I just made my first batch of wine, a Gewurztraminer Vintner's Reserve kit. I figured it'd be a nice idea to serve it to guests at my brother's wedding, which is in one week (5 weeks from the time I started the wine). My family won't drink my homebrew, but they'll drink sweet white wines! I know a Gewurz isn't supposed to be sweet, but we'll get to that...

It fermented quickly down to 0.996 (after a week in primary, it was already there). Saw no bubbling in the airlock the entire time in secondary, but I didn't take an FG. Anyway, I tasted it and thought it should probably be a little sweeter to suit the family's palates. So, I crushed up 5 campden tablets and a little under a tablespoon (3tsp) of potassium sorbate. I forgot to add wine to the crushed up chemicals to mix it. Instead, I just dumped it into the wine after I racked it from secondary into the bottling bucket. I boiled some corn sugar in water and added it to taste. I didn't measure the amount of sugar I added, just stirred it up, and proceeded to bottle. I'm up against a deadline, so I wanted to get it ready asap.

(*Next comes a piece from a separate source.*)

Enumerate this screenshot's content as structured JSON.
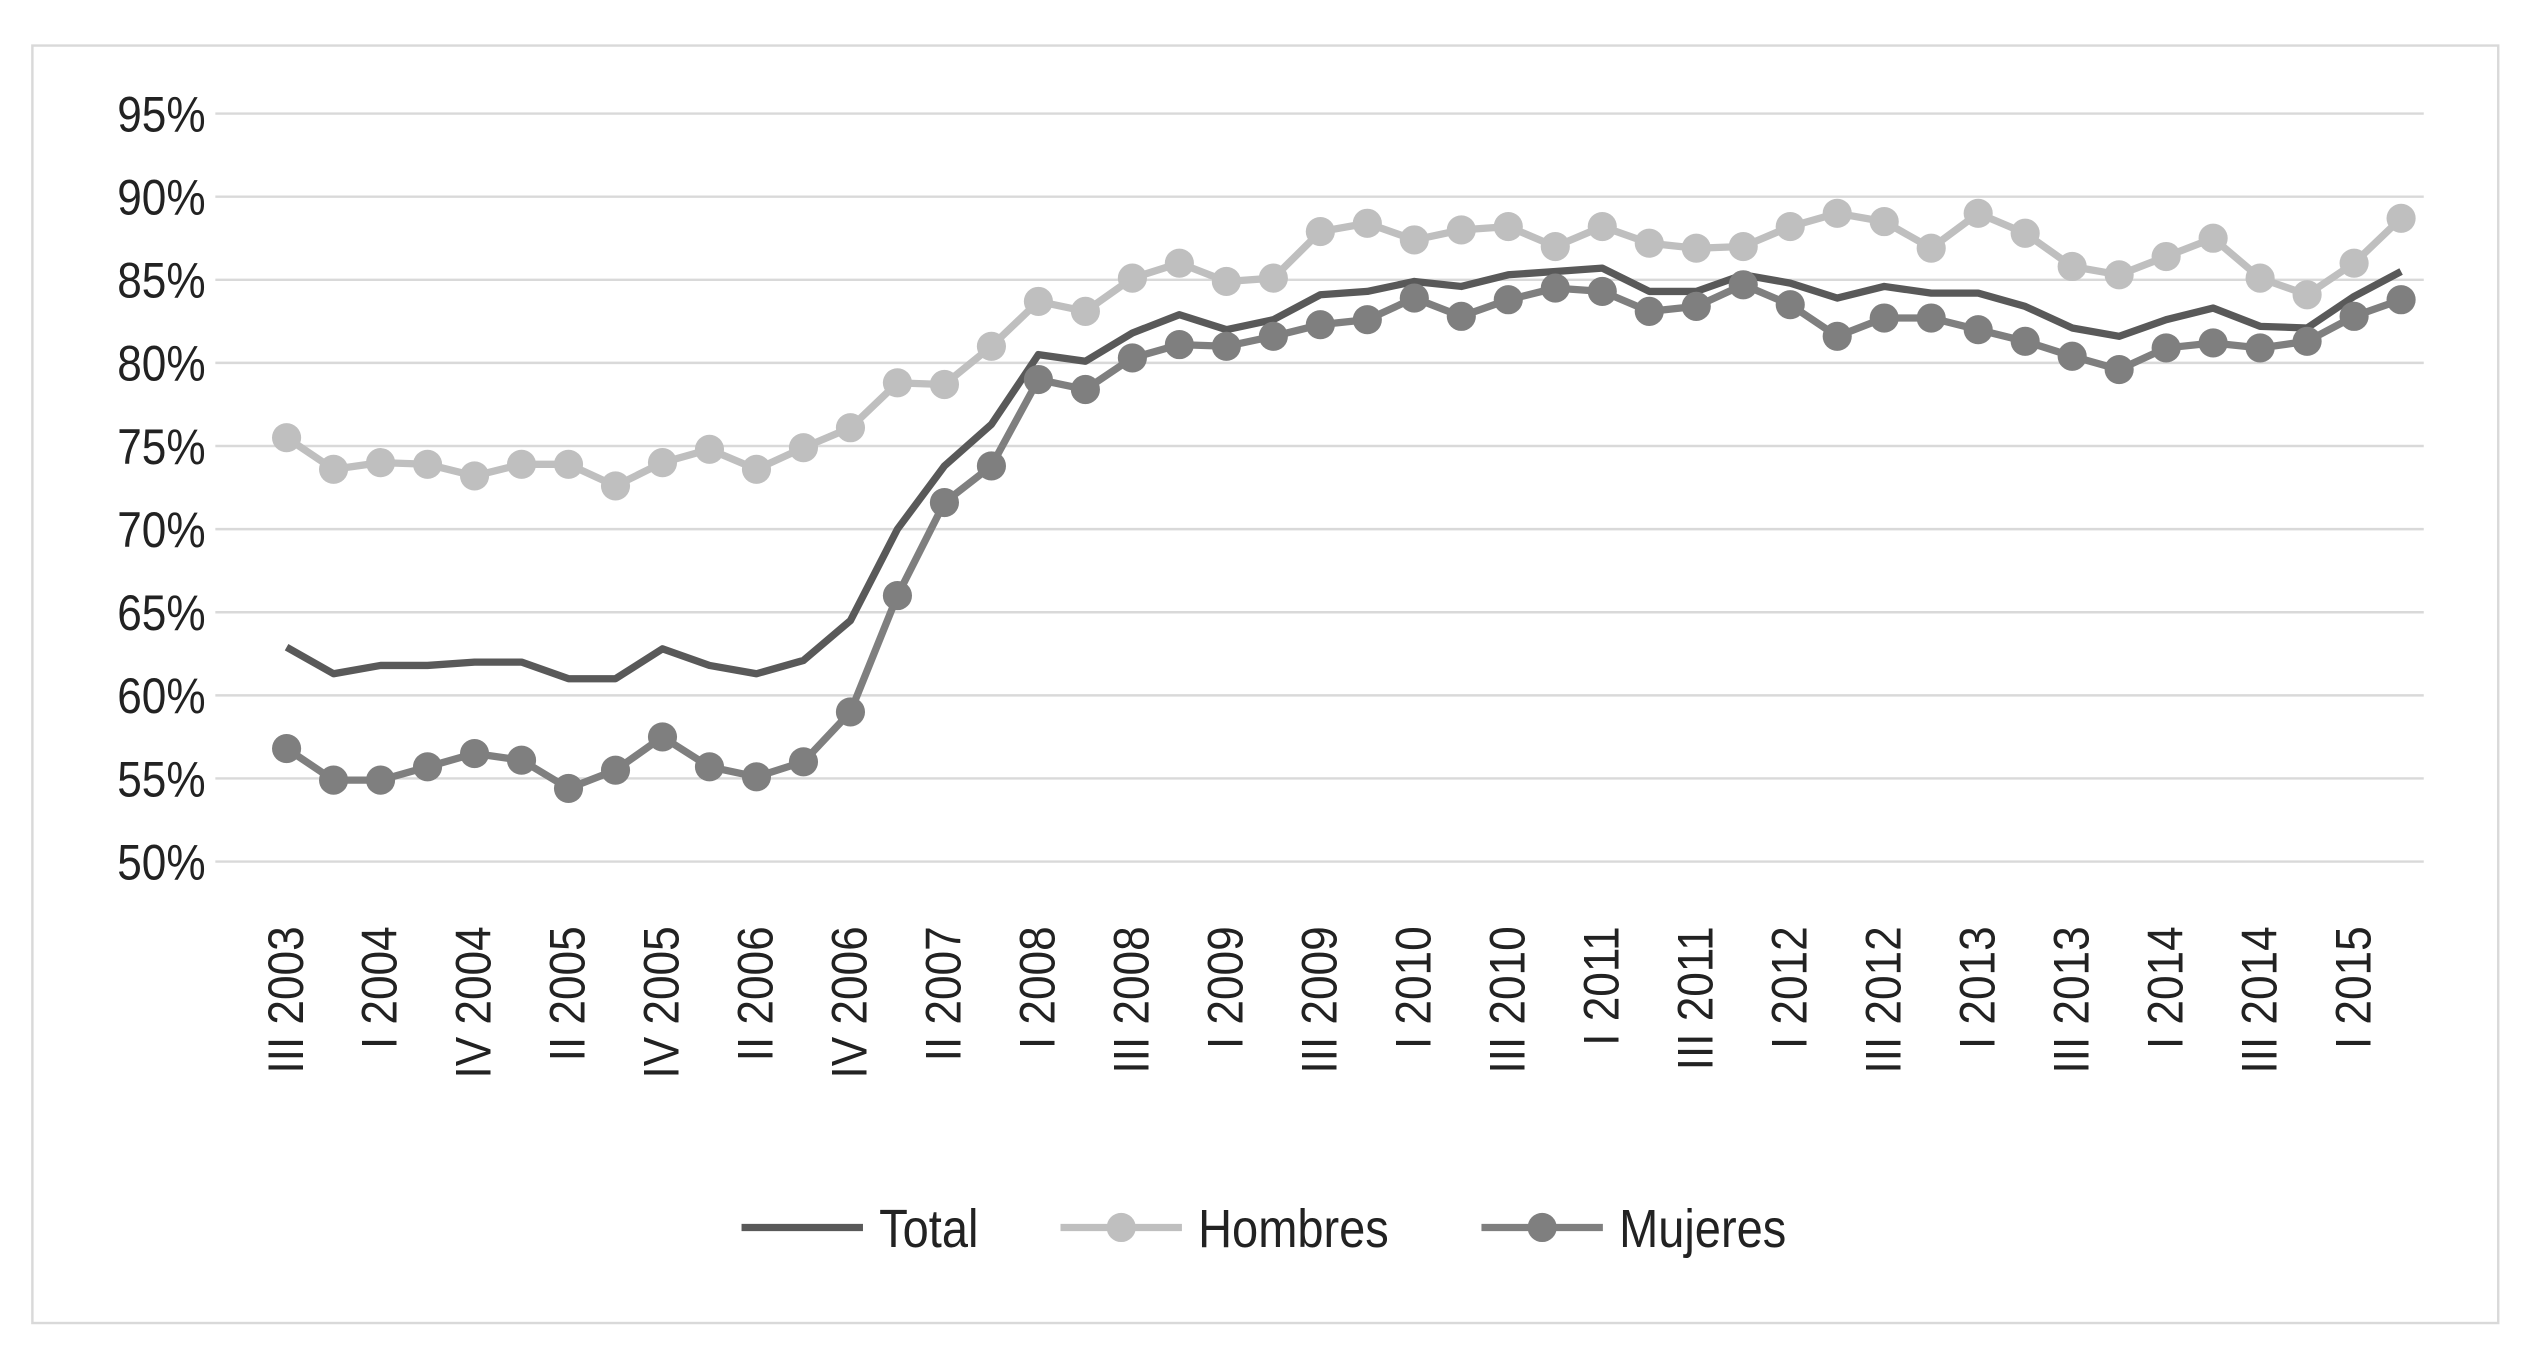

Then, of course, I started envisioning yeast re-activating fermentation. Visions of guests taking home bottles of wine that are basically ticking time bombs come to mind. Now, I'm reading about other people's stances on back-sweetening wine and how you should wait 3 days after adding stabilizer to ensure fermentation doesn't restart, etc. How concerned should I be, given what I've done? I don't think I added more than a 1-1.5c of corn sugar for the 5.5gallon batch. And the wine was pretty darn clear. Has anybody else just dumped in the campden and potassium sorbate and sugar right before bottling? It's been 2 days and (knock on wood) no explosions...yet. But the bottles have been at 70F. Worried about somebody taking one of these home and leaving it in more extreme temperatures.
 
Im in the same boat. Im serving my wine at my wedding in Oct. Luckily I started mine in April so it just be good by then. I stabilized friday. So far so good. I think I used 116 yeast.
 
I've never done a kit before, but that seems awfully young for a grape wine.
 
I used a Vintner's Reserve kit, which uses extract to produce a drinkable wine in about a month. Unfortunately, I don't recall the yeast variety that it came with.